No entanto, o lúdico conseguido, se ligado aos contextos mais amplos da obra e da cultura, ganha novo sentido: é necessário despertar o mundo de sua estagnação, e isto é possível através do retorno ao concreto do signo, recuperado ficcionalmente. A palavra perséquito exemplifica o processo. Formada pela aglutinação de perseguição e séquito (palavras que possuem raízes etimologicamente homólogas, mas cujos significados se opõem modernamente), ela expressa o misto de admiração e rancor, ambiguamente presentes nas atitudes e sentimentos das pessoas que acompanhavam o fato inimitável. Em relação ao contexto, Rosa poderia estar representando as emoções variadas e contraditórias que se seguiram aos novos fatos históricos e culturais que se estabeleciam naqueles tempos de ebulição.

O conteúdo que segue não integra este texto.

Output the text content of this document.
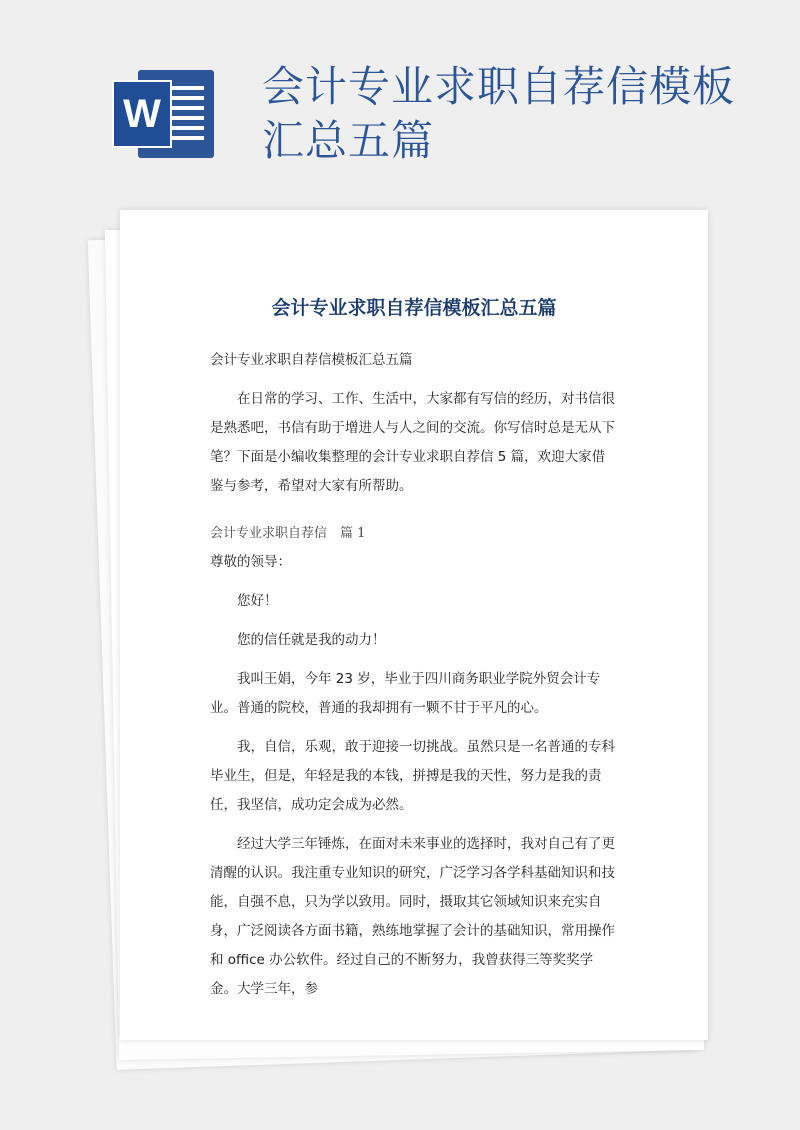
W
会计专业求职自荐信模板汇总五篇
会计专业求职自荐信模板汇总五篇

会计专业求职自荐信模板汇总五篇

在日常的学习、工作、生活中，大家都有写信的经历，对书信很是熟悉吧，书信有助于增进人与人之间的交流。你写信时总是无从下笔？下面是小编收集整理的会计专业求职自荐信 5 篇，欢迎大家借鉴与参考，希望对大家有所帮助。

会计专业求职自荐信　篇 1

尊敬的领导：

您好！

您的信任就是我的动力！

我叫王娟，今年 23 岁，毕业于四川商务职业学院外贸会计专业。普通的院校，普通的我却拥有一颗不甘于平凡的心。

我，自信，乐观，敢于迎接一切挑战。虽然只是一名普通的专科毕业生，但是，年轻是我的本钱，拼搏是我的天性，努力是我的责任，我坚信，成功定会成为必然。

经过大学三年锤炼，在面对未来事业的选择时，我对自己有了更清醒的认识。我注重专业知识的研究，广泛学习各学科基础知识和技能，自强不息，只为学以致用。同时，摄取其它领域知识来充实自身，广泛阅读各方面书籍，熟练地掌握了会计的基础知识，常用操作和 office 办公软件。经过自己的不断努力，我曾获得三等奖奖学金。大学三年，参
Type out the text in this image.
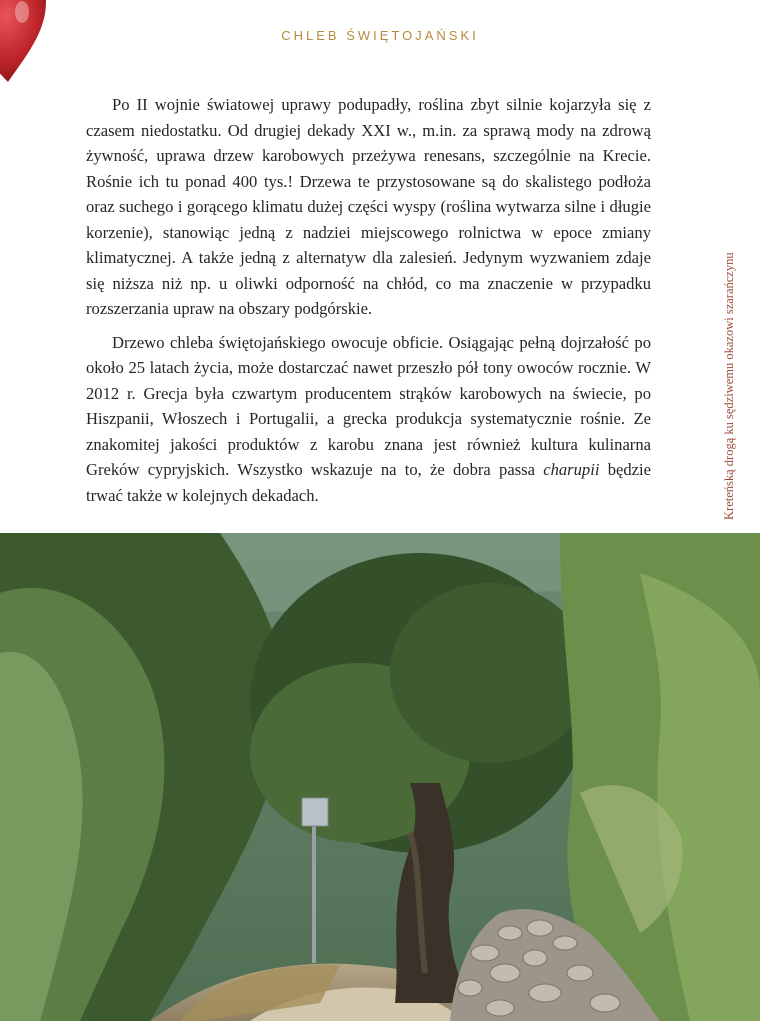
CHLEB ŚWIĘTOJAŃSKI

Po II wojnie światowej uprawy podupadły, roślina zbyt silnie kojarzyła się z czasem niedostatku. Od drugiej dekady XXI w., m.in. za sprawą mody na zdrową żywność, uprawa drzew karobowych przeżywa renesans, szczególnie na Krecie. Rośnie ich tu ponad 400 tys.! Drzewa te przystosowane są do skalistego podłoża oraz suchego i gorącego klimatu dużej części wyspy (roślina wytwarza silne i długie korzenie), stanowiąc jedną z nadziei miejscowego rolnictwa w epoce zmiany klimatycznej. A także jedną z alternatyw dla zalesień. Jedynym wyzwaniem zdaje się niższa niż np. u oliwki odporność na chłód, co ma znaczenie w przypadku rozszerzania upraw na obszary podgórskie.

Drzewo chleba świętojańskiego owocuje obficie. Osiągając pełną dojrzałość po około 25 latach życia, może dostarczać nawet przeszło pół tony owoców rocznie. W 2012 r. Grecja była czwartym producentem strąków karobowych na świecie, po Hiszpanii, Włoszech i Portugalii, a grecka produkcja systematycznie rośnie. Ze znakomitej jakości produktów z karobu znana jest również kultura kulinarna Greków cypryjskich. Wszystko wskazuje na to, że dobra passa charupii będzie trwać także w kolejnych dekadach.	Kreteńską drogą ku sędziwemu okazowi szarańczynu
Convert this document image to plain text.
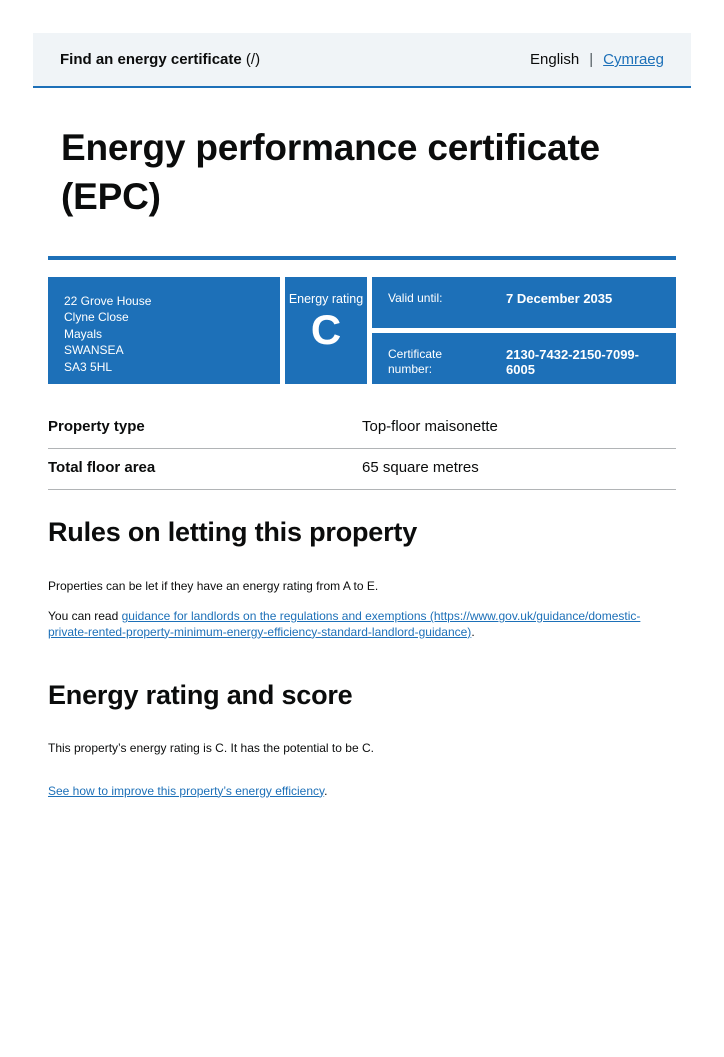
Find an energy certificate (/)	English | Cymraeg
Energy performance certificate (EPC)
22 Grove House
Clyne Close
Mayals
SWANSEA
SA3 5HL
Energy rating
C
Valid until:	7 December 2035
Certificate number:
2130-7432-2150-7099-6005
Property type	Top-floor maisonette
Total floor area	65 square metres
Rules on letting this property

Properties can be let if they have an energy rating from A to E.

You can read guidance for landlords on the regulations and exemptions (https://www.gov.uk/guidance/domestic-private-rented-property-minimum-energy-efficiency-standard-landlord-guidance).

Energy rating and score

This property’s energy rating is C. It has the potential to be C.

See how to improve this property’s energy efficiency.
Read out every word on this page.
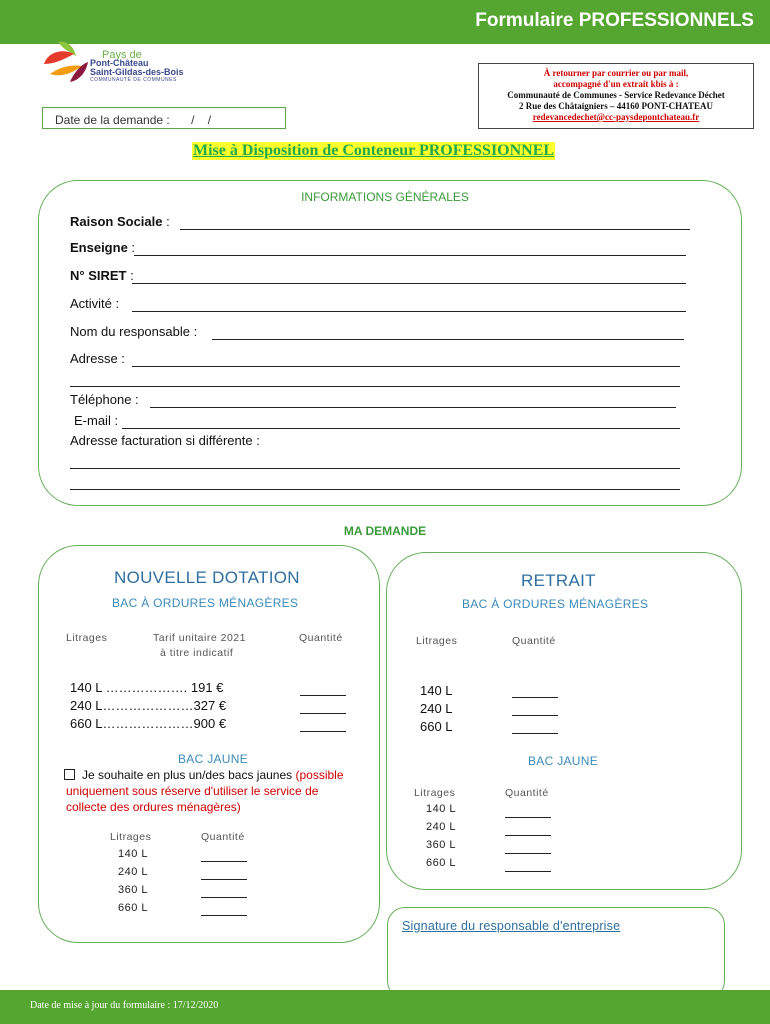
Formulaire PROFESSIONNELS
Pays de
Pont-Château
Saint-Gildas-des-Bois
COMMUNAUTÉ DE COMMUNES
À retourner par courrier ou par mail,
accompagné d'un extrait kbis à :
Communauté de Communes - Service Redevance Déchet
2 Rue des Châtaigniers – 44160 PONT-CHATEAU
redevancedechet@cc-paysdepontchateau.fr
Date de la demande : /    /
Mise à Disposition de Conteneur PROFESSIONNEL
INFORMATIONS GÉNÉRALES
Raison Sociale :
Enseigne :
N° SIRET :
Activité :
Nom du responsable :
Adresse :
Téléphone :
E-mail :
Adresse facturation si différente :
MA DEMANDE
NOUVELLE DOTATION
BAC À ORDURES MÉNAGÈRES
Litrages	Tarif unitaire 2021
à titre indicatif
Quantité
140 L ………………. 191 €
240 L…………………327 €
660 L…………………900 €
BAC JAUNE
Je souhaite en plus un/des bacs jaunes (possible
uniquement sous réserve d'utiliser le service de
collecte des ordures ménagères)
Litrages	Quantité
140 L
240 L
360 L
660 L
RETRAIT
BAC À ORDURES MÉNAGÈRES
Litrages	Quantité
140 L
240 L
660 L
BAC JAUNE
Litrages	Quantité
140 L
240 L
360 L
660 L
Signature du responsable d'entreprise
Date de mise à jour du formulaire : 17/12/2020
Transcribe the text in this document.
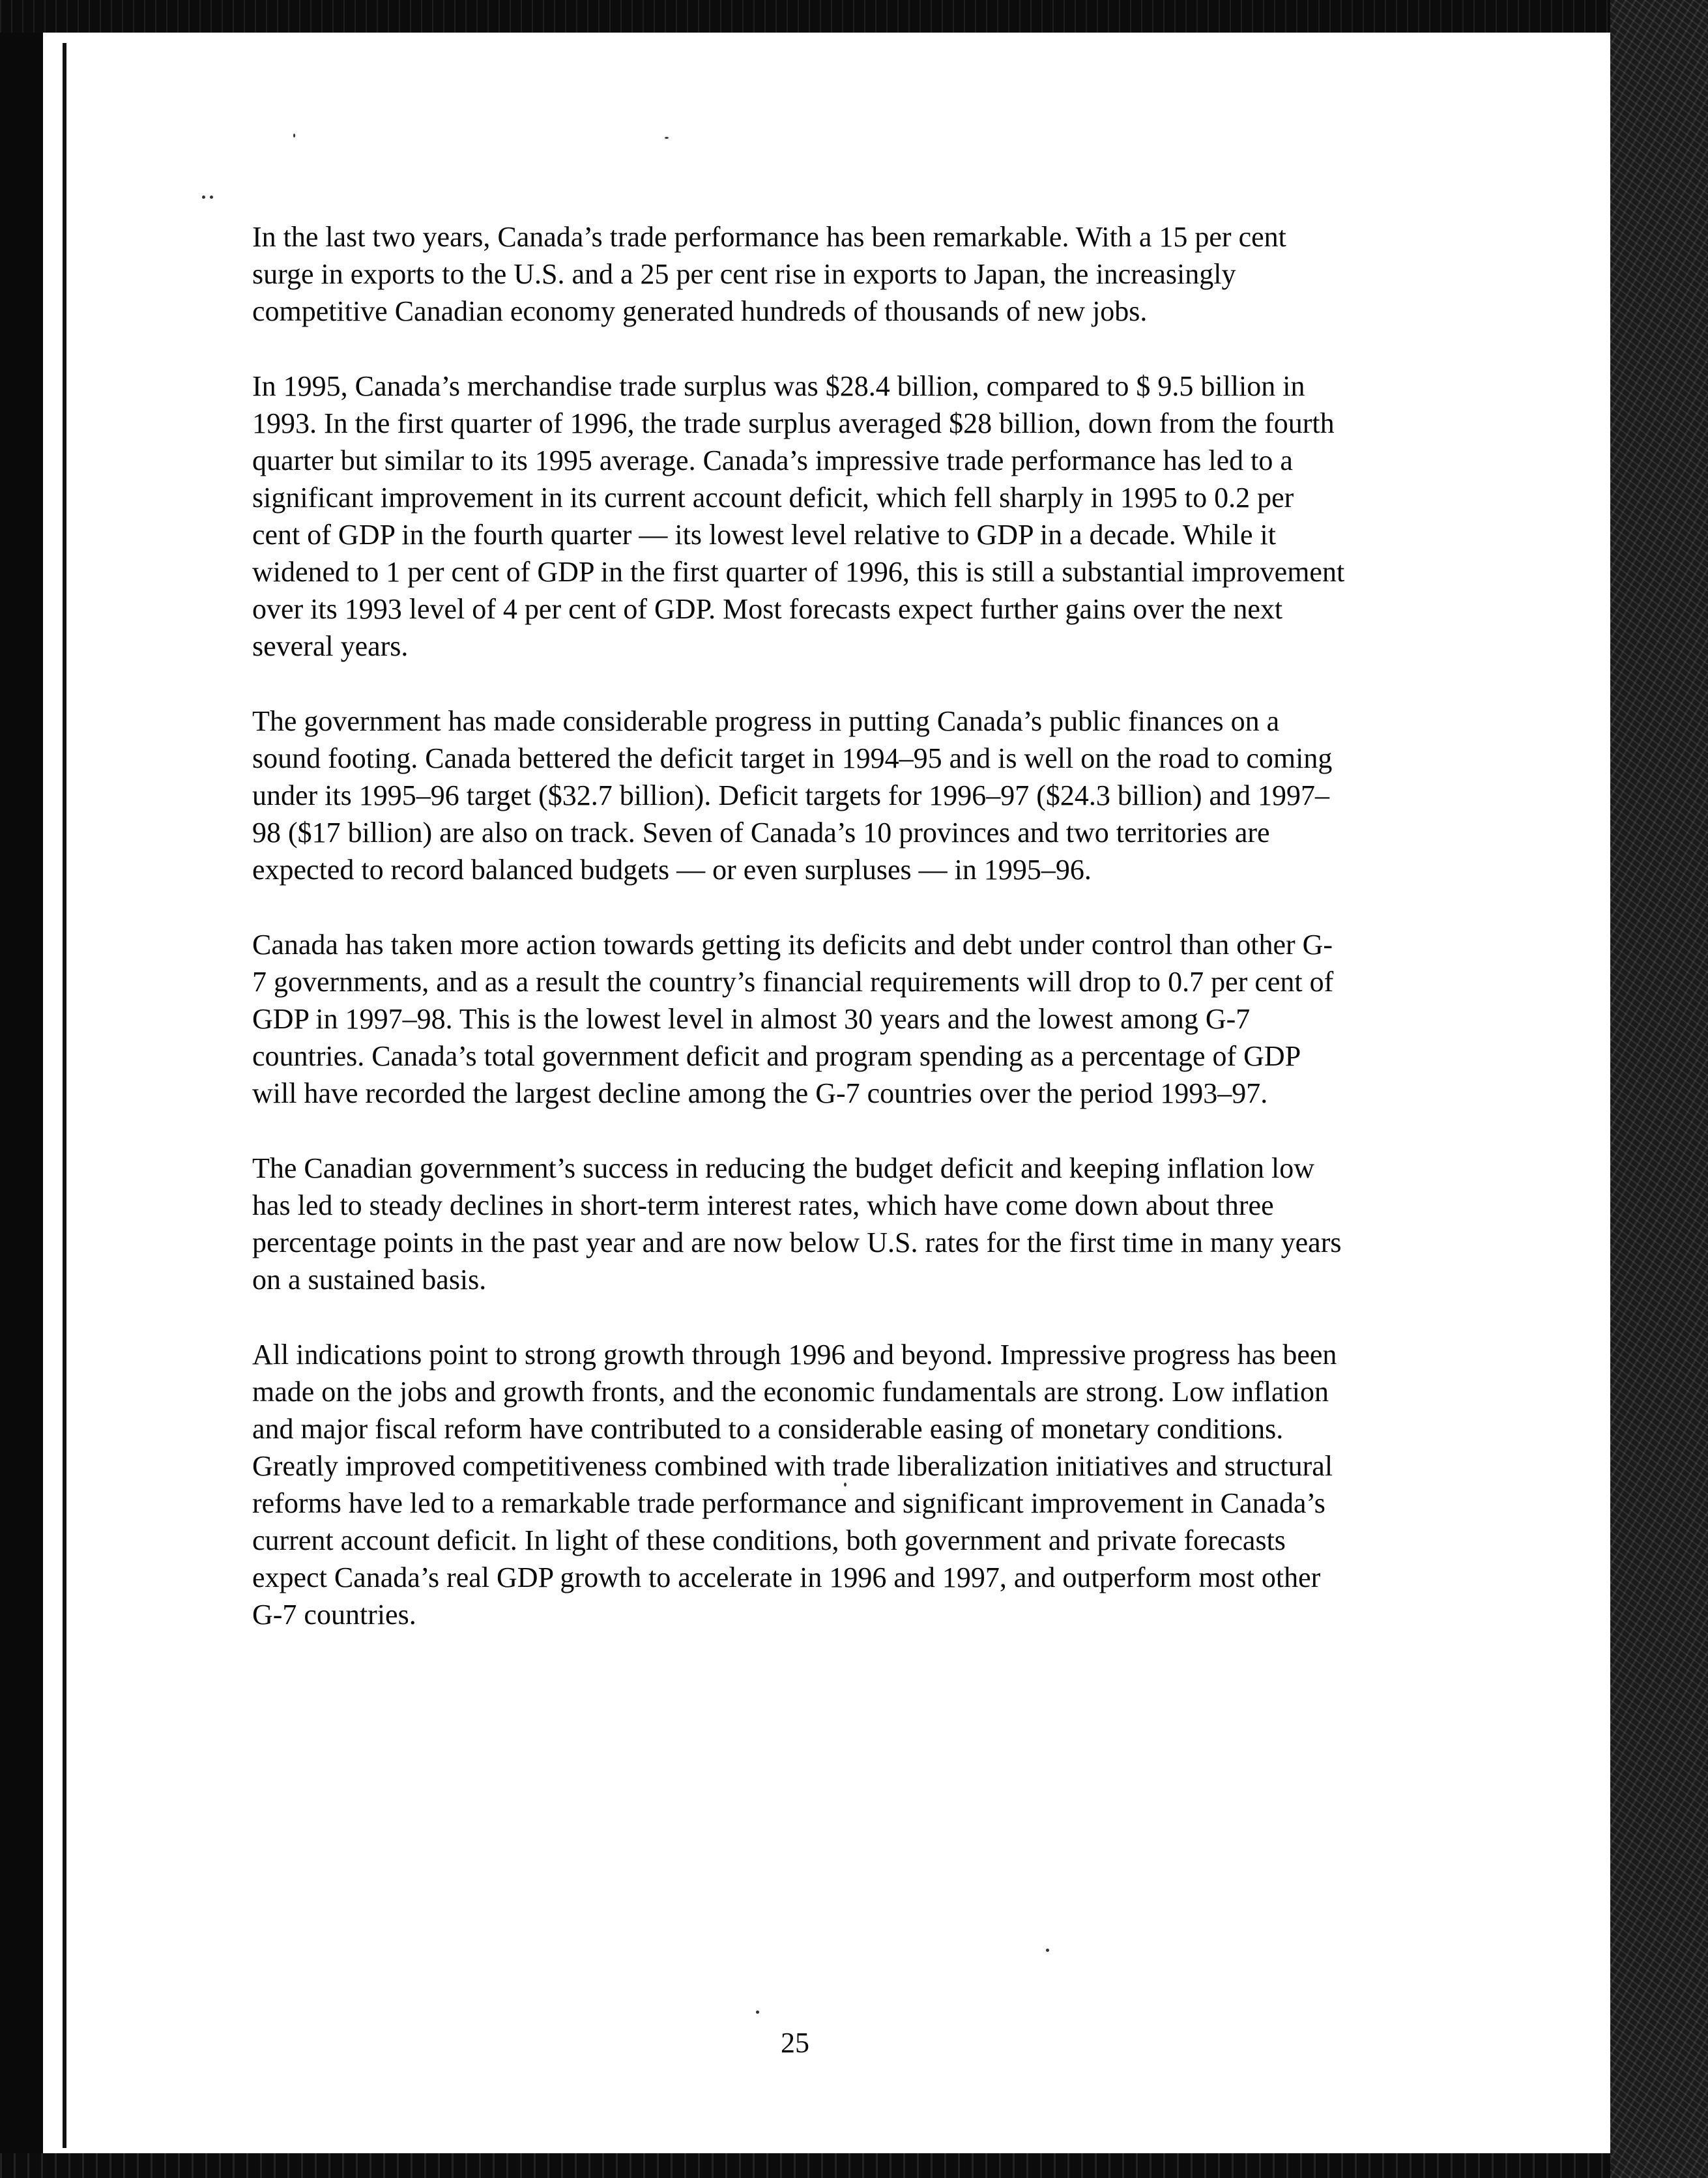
In the last two years, Canada’s trade performance has been remarkable. With a 15 per cent surge in exports to the U.S. and a 25 per cent rise in exports to Japan, the increasingly competitive Canadian economy generated hundreds of thousands of new jobs.

In 1995, Canada’s merchandise trade surplus was $28.4 billion, compared to $ 9.5 billion in 1993. In the first quarter of 1996, the trade surplus averaged $28 billion, down from the fourth quarter but similar to its 1995 average. Canada’s impressive trade performance has led to a significant improvement in its current account deficit, which fell sharply in 1995 to 0.2 per cent of GDP in the fourth quarter — its lowest level relative to GDP in a decade. While it widened to 1 per cent of GDP in the first quarter of 1996, this is still a substantial improvement over its 1993 level of 4 per cent of GDP. Most forecasts expect further gains over the next several years.

The government has made considerable progress in putting Canada’s public finances on a sound footing. Canada bettered the deficit target in 1994–95 and is well on the road to coming under its 1995–96 target ($32.7 billion). Deficit targets for 1996–97 ($24.3 billion) and 1997–98 ($17 billion) are also on track. Seven of Canada’s 10 provinces and two territories are expected to record balanced budgets — or even surpluses — in 1995–96.

Canada has taken more action towards getting its deficits and debt under control than other G-7 governments, and as a result the country’s financial requirements will drop to 0.7 per cent of GDP in 1997–98. This is the lowest level in almost 30 years and the lowest among G-7 countries. Canada’s total government deficit and program spending as a percentage of GDP will have recorded the largest decline among the G-7 countries over the period 1993–97.

The Canadian government’s success in reducing the budget deficit and keeping inflation low has led to steady declines in short-term interest rates, which have come down about three percentage points in the past year and are now below U.S. rates for the first time in many years on a sustained basis.

All indications point to strong growth through 1996 and beyond. Impressive progress has been made on the jobs and growth fronts, and the economic fundamentals are strong. Low inflation and major fiscal reform have contributed to a considerable easing of monetary conditions. Greatly improved competitiveness combined with trade liberalization initiatives and structural reforms have led to a remarkable trade performance and significant improvement in Canada’s current account deficit. In light of these conditions, both government and private forecasts expect Canada’s real GDP growth to accelerate in 1996 and 1997, and outperform most other G-7 countries.

25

5. Para concluir, retomemos a idéia de revolução presente neste conto. O sentido religioso de apocatástase apontava para a inclusão do diferente, do que desafia a ordem ( do demoníaco). Os outros dois mostram, cada um a sua maneira, um retorno a um ponto anterior, de onde o movimento começara. A razão retorna ao doente e ele se cura; o astro "volta" a seu ponto de origem. O primeiro sentido deixa marcas na narração: o narrador não deixa de se sentir seduzido pela desordem inicial. Quanto ao segundo, a recuperação da razão, este fato, aparentemente conservador, não evita, no entanto, um novo conhecimento sobre a vida. O Doutor Bilolo já não é mais só certezas e máximas: "- A vida é constante, progressivo desconhecimento....definiu o Dr. Bilolo, sério, entendo que pela primeira vez. ", desconcerta-se o narrador. Quanto ao astro da terceira acepção de apocatástase, vemos que, da peripécia do homem tornado sol pela palmeira, resta esta, a palmeira: "Só restava imudada, irreal, a palmeira." Esta palmeira é a marca do mito, tal qual o entende Benjamin: o resto que, muda e imudada, fala de um tempo recuperado alegoricamente, porque a palavra foi despertada em seu sono.

A nós, parece-nos que esta é a concepção política da estética de Guimarães Rosa: sua revolução não se marca como ruptura ou catástrofe, mas como um lúcido retorno ao mito, o que pode significar um desejo de recuperar aquilo que está para sempre perdido, ou algo que, não tendo sido nunca possuído , no entanto, brilha ali.

Referências Bibliográficas


BENJAMIN, W. Sobre el problema de la filosofia futura y otros ensayos. Trad. Roberto J. Vernengo. Caracas: Monte Avila Editores C.A. , 1961.
BOLLE, W. Grande Sertão: Cidades. Revista USP (24): 80-93, São Paulo: 1995
BOTTOMORE, T. Dicionário do pensamento marxista. Org. Antônio Monteiro Guimarães. Rio de Janeiro: Jorge Zahar Editor, 1988
Revista Visão " jul/1971 " p.52/58
ROSA, J. G. Ficção completa, em dois volumes. Rio de Janeiro: Nova Aguilar, 1994.


Terezinha Scher Pereira é professora de Literatura Comparada e de Literatura Brasileira da Universidade Federal de Juiz de Fora (MG). É co-autora do livro Fronteiras da literatura " discursos transculturais, Rio de Janeiro, Relume-Dumará, 1999.